Kaminario wheels out model that makes K2 flash look well flash

Surprise! Using our assumptions, our all-flash array costs less than theirs


Kaminario has claimed its all-flash storage arrays have a lower three or five-year cost of ownership than competing products.

But not just a few competitors; the ESG quantitative model it uses has customised results for each inquiring business.

The ESG Economic Value Validation scheme is described in a report obtainable from Kaminario's website. ESG says: "The analysis is designed to help IT organizations determine the fully burdened costs and benefits of deploying K2 storage with a 'present mode of operation' (PMO) that reflects a blend of either traditional or purpose-built all-flash storage arrays available on the market today."

ESG says: "The modeled scenario was based on typical K2 deployments and consisted of a mixed workload, comprised of 70 per cent transactional database workloads, 10 per cent VDI desktop workloads, and 20 per cent general server virtualization workloads. The scenario modeled a midmarket organization with 2,000 employees deploying new storage (or refreshing its traditional storage deployment) to consolidate IT operations."

Kaminario_PMO

ESG's PMO scheme for Kaminario.

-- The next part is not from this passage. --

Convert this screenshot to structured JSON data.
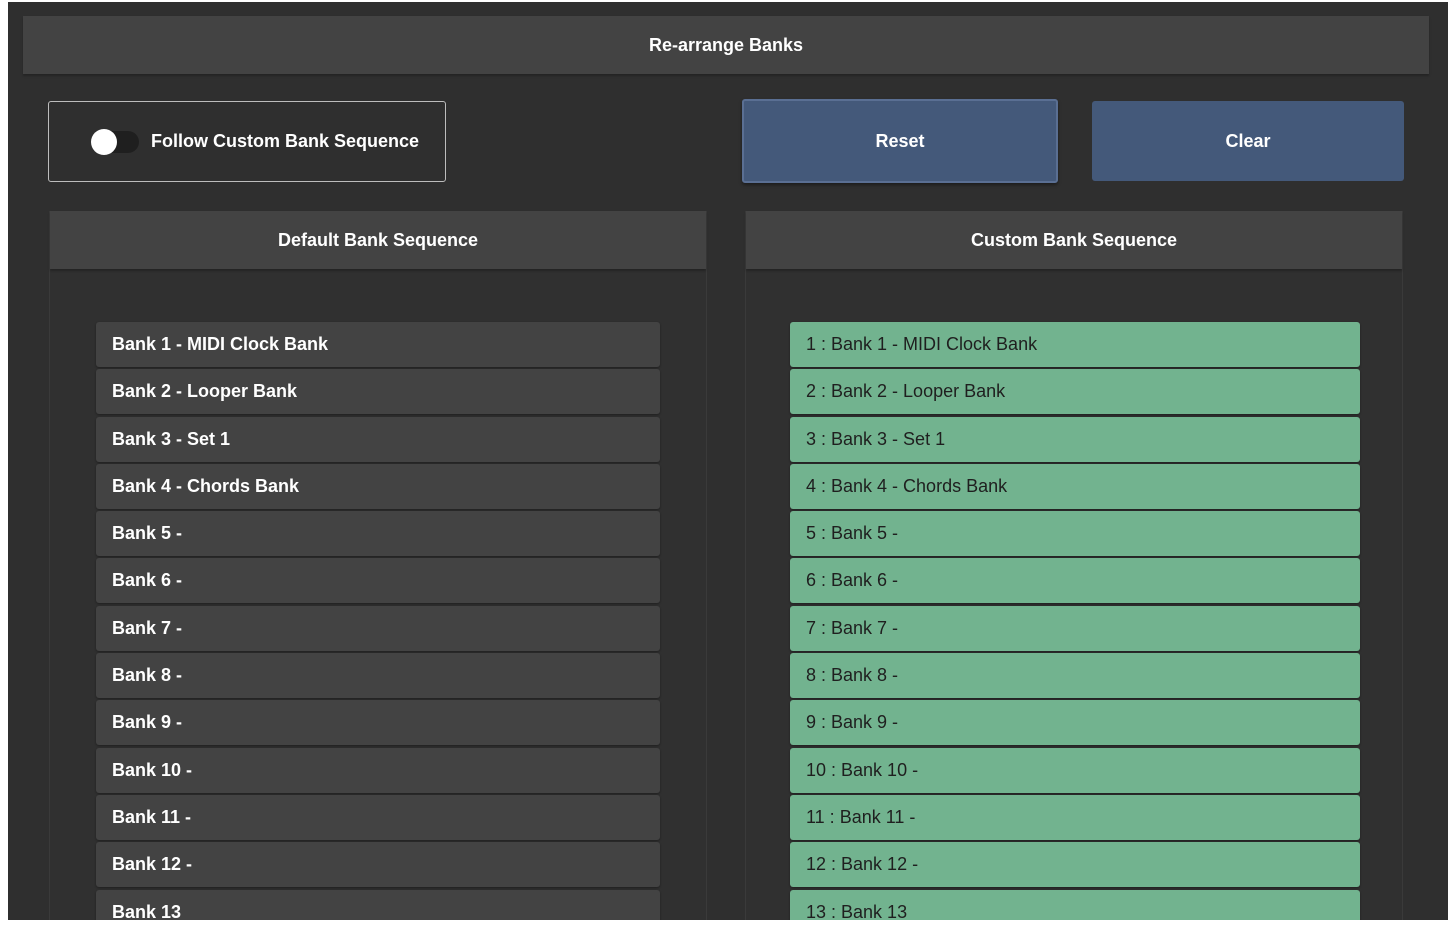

Click image for a bigger version.

The ESG researchers talked to Kaminario and its customers to understand the costs (CapEx, OpEx) and benefits (productivity savings) of K2 array ownership with a database-centric use case, and then compared these to the modelled or estimated costs and benefits of using other arrays such a those from Dell (Unity, VMAX, XtremIO), HPE (3PAR, Nimble), NetApp (All-flash FAS, SolidFire), Pure Storage.

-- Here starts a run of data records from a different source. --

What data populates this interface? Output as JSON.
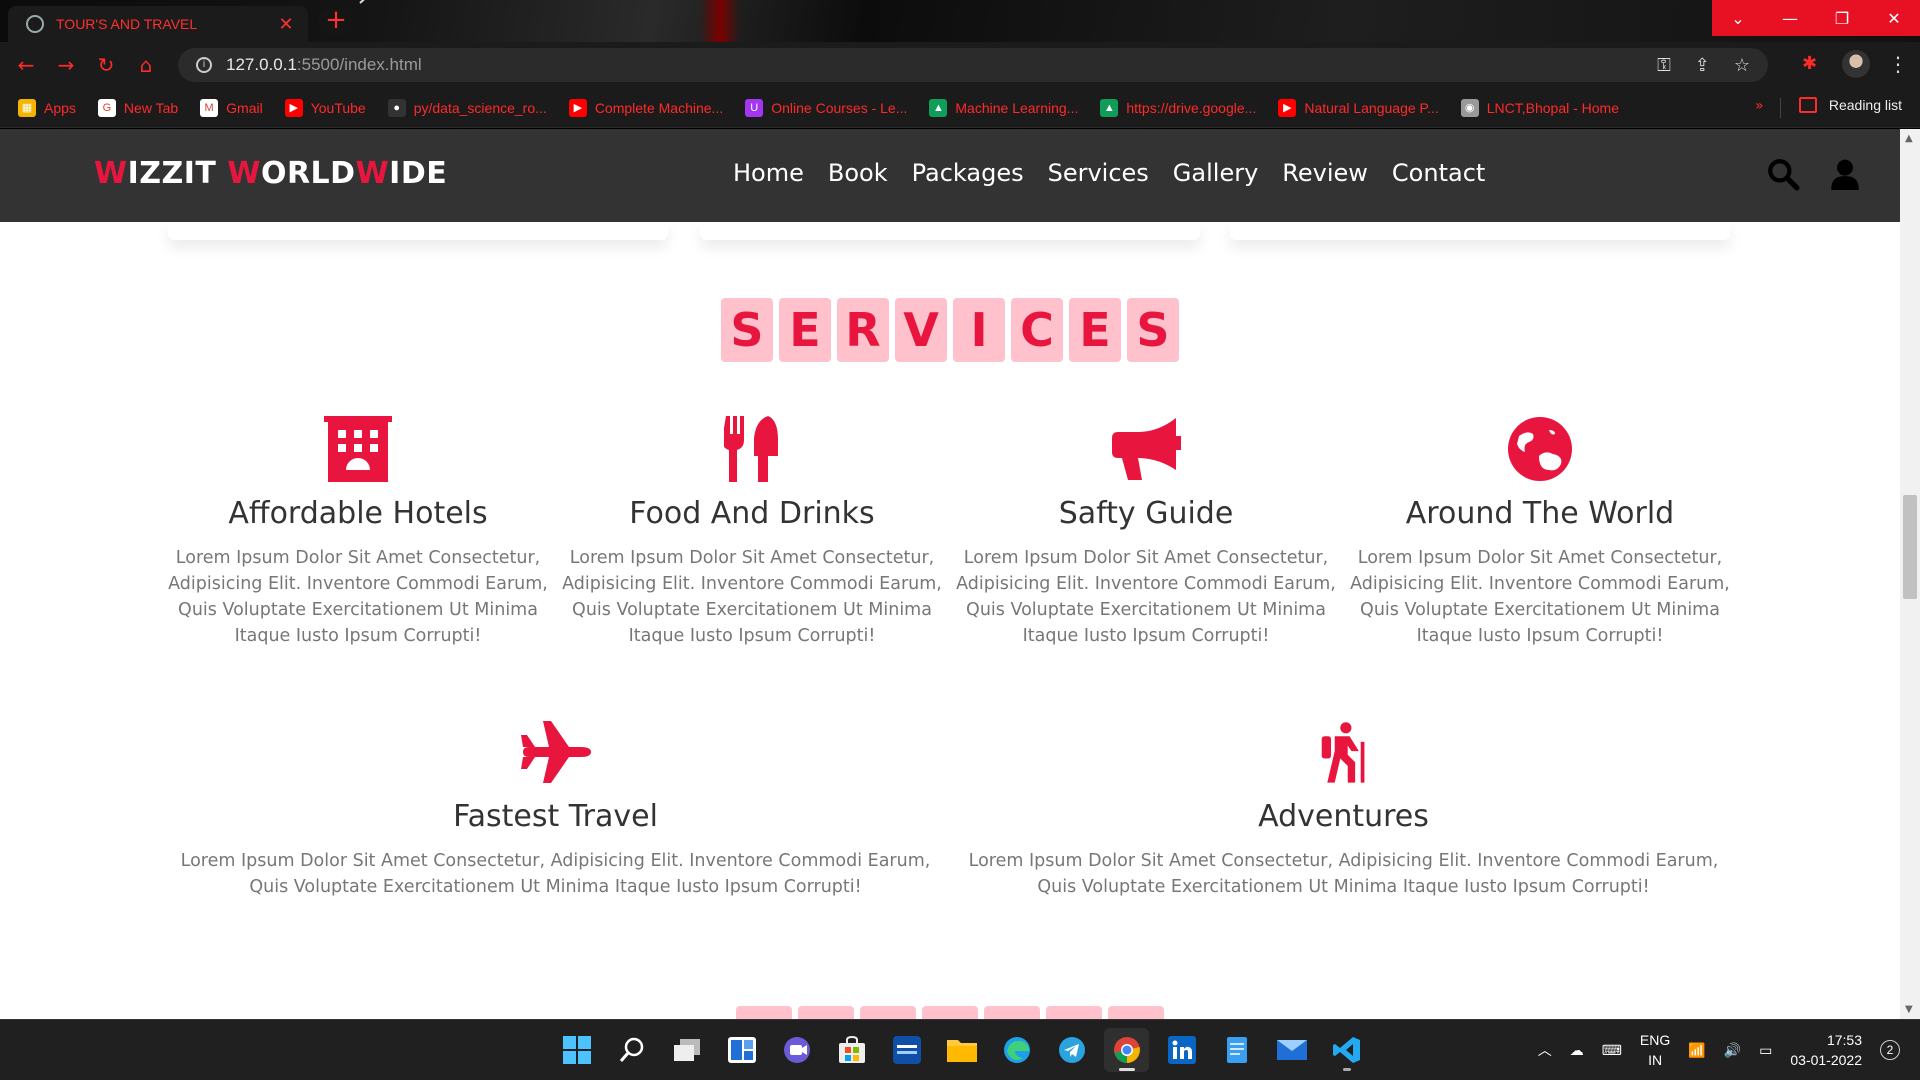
{
  "browser": {
    "tab_title": "TOUR'S AND TRAVEL",
    "url_host": "127.0.0.1",
    "url_path": ":5500/index.html",
    "bookmarks": [
      {
        "label": "Apps",
        "icon": "apps-grid-icon",
        "color": "#f4b400"
      },
      {
        "label": "New Tab",
        "icon": "google-icon",
        "color": "#ffffff"
      },
      {
        "label": "Gmail",
        "icon": "gmail-icon",
        "color": "#ffffff"
      },
      {
        "label": "YouTube",
        "icon": "youtube-icon",
        "color": "#ff0000"
      },
      {
        "label": "py/data_science_ro...",
        "icon": "github-icon",
        "color": "#333333"
      },
      {
        "label": "Complete Machine...",
        "icon": "youtube-icon",
        "color": "#ff0000"
      },
      {
        "label": "Online Courses - Le...",
        "icon": "udemy-icon",
        "color": "#a435f0"
      },
      {
        "label": "Machine Learning...",
        "icon": "drive-icon",
        "color": "#0f9d58"
      },
      {
        "label": "https://drive.google...",
        "icon": "drive-icon",
        "color": "#0f9d58"
      },
      {
        "label": "Natural Language P...",
        "icon": "youtube-icon",
        "color": "#ff0000"
      },
      {
        "label": "LNCT,Bhopal - Home",
        "icon": "college-icon",
        "color": "#999999"
      }
    ],
    "reading_list": "Reading list"
  },
  "site": {
    "logo": {
      "p1": "W",
      "p2": "IZZIT ",
      "p3": "W",
      "p4": "ORLD",
      "p5": "W",
      "p6": "IDE"
    },
    "nav": [
      "Home",
      "Book",
      "Packages",
      "Services",
      "Gallery",
      "Review",
      "Contact"
    ],
    "accent": "#e8163f",
    "heading_letters": [
      "S",
      "E",
      "R",
      "V",
      "I",
      "C",
      "E",
      "S"
    ],
    "services": [
      {
        "title": "Affordable Hotels",
        "icon": "hotel-icon",
        "text": "Lorem Ipsum Dolor Sit Amet Consectetur, Adipisicing Elit. Inventore Commodi Earum, Quis Voluptate Exercitationem Ut Minima Itaque Iusto Ipsum Corrupti!"
      },
      {
        "title": "Food And Drinks",
        "icon": "utensils-icon",
        "text": "Lorem Ipsum Dolor Sit Amet Consectetur, Adipisicing Elit. Inventore Commodi Earum, Quis Voluptate Exercitationem Ut Minima Itaque Iusto Ipsum Corrupti!"
      },
      {
        "title": "Safty Guide",
        "icon": "bullhorn-icon",
        "text": "Lorem Ipsum Dolor Sit Amet Consectetur, Adipisicing Elit. Inventore Commodi Earum, Quis Voluptate Exercitationem Ut Minima Itaque Iusto Ipsum Corrupti!"
      },
      {
        "title": "Around The World",
        "icon": "globe-icon",
        "text": "Lorem Ipsum Dolor Sit Amet Consectetur, Adipisicing Elit. Inventore Commodi Earum, Quis Voluptate Exercitationem Ut Minima Itaque Iusto Ipsum Corrupti!"
      },
      {
        "title": "Fastest Travel",
        "icon": "plane-icon",
        "text": "Lorem Ipsum Dolor Sit Amet Consectetur, Adipisicing Elit. Inventore Commodi Earum, Quis Voluptate Exercitationem Ut Minima Itaque Iusto Ipsum Corrupti!"
      },
      {
        "title": "Adventures",
        "icon": "hiking-icon",
        "text": "Lorem Ipsum Dolor Sit Amet Consectetur, Adipisicing Elit. Inventore Commodi Earum, Quis Voluptate Exercitationem Ut Minima Itaque Iusto Ipsum Corrupti!"
      }
    ]
  },
  "taskbar": {
    "lang1": "ENG",
    "lang2": "IN",
    "time": "17:53",
    "date": "03-01-2022",
    "notifications": "2"
  }
}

The results are not presented as a straight report. Instead, interested users provide their details and "answers to typical qualifying questions regarding a [their] IT environment and business needs. The model then returns a detailed report of expected savings, TCO [total cost of ownership], and ROI [return on investment] over a given time period when compared with a relevant, defined present mode of operation."

How does it get the numbers?

These numbers are calculated with interesting additions. They include taking expected savings from using the K2 arrays and predicting "the yield from reinvesting savings into another project or investment. Assuming that the reinvestment produces a modest 5 per cent rate of return over five years, the model estimates an additional $35K that can be realized." That's a great big fat assumption indeed.

Another interesting tactic in ESG's model is to redefine cost/GB away from the straight $/raw GB: "ESG’s model calculates the usable capacity $/GB as a function of all five-year CapEx- and OpEx-related costs to be $2.18/GB for the Kaminario solution and $4.97/GB for the alternative AFA PMO," meaning a typical purpose-built all-flash array.

ESG said: "The model predicts that when compared with a blend of other purpose-built AFAs, a modeled organization could expect to save a total of over $564K in combined savings and potential benefits over a five-year period by choosing to deploy K2 all-flash storage. This would result in a return on investment (ROI) of 82 per cent and a payback period of just over 2 years. These savings and benefits were even greater when K2 was compared with a traditional all-flash storage array."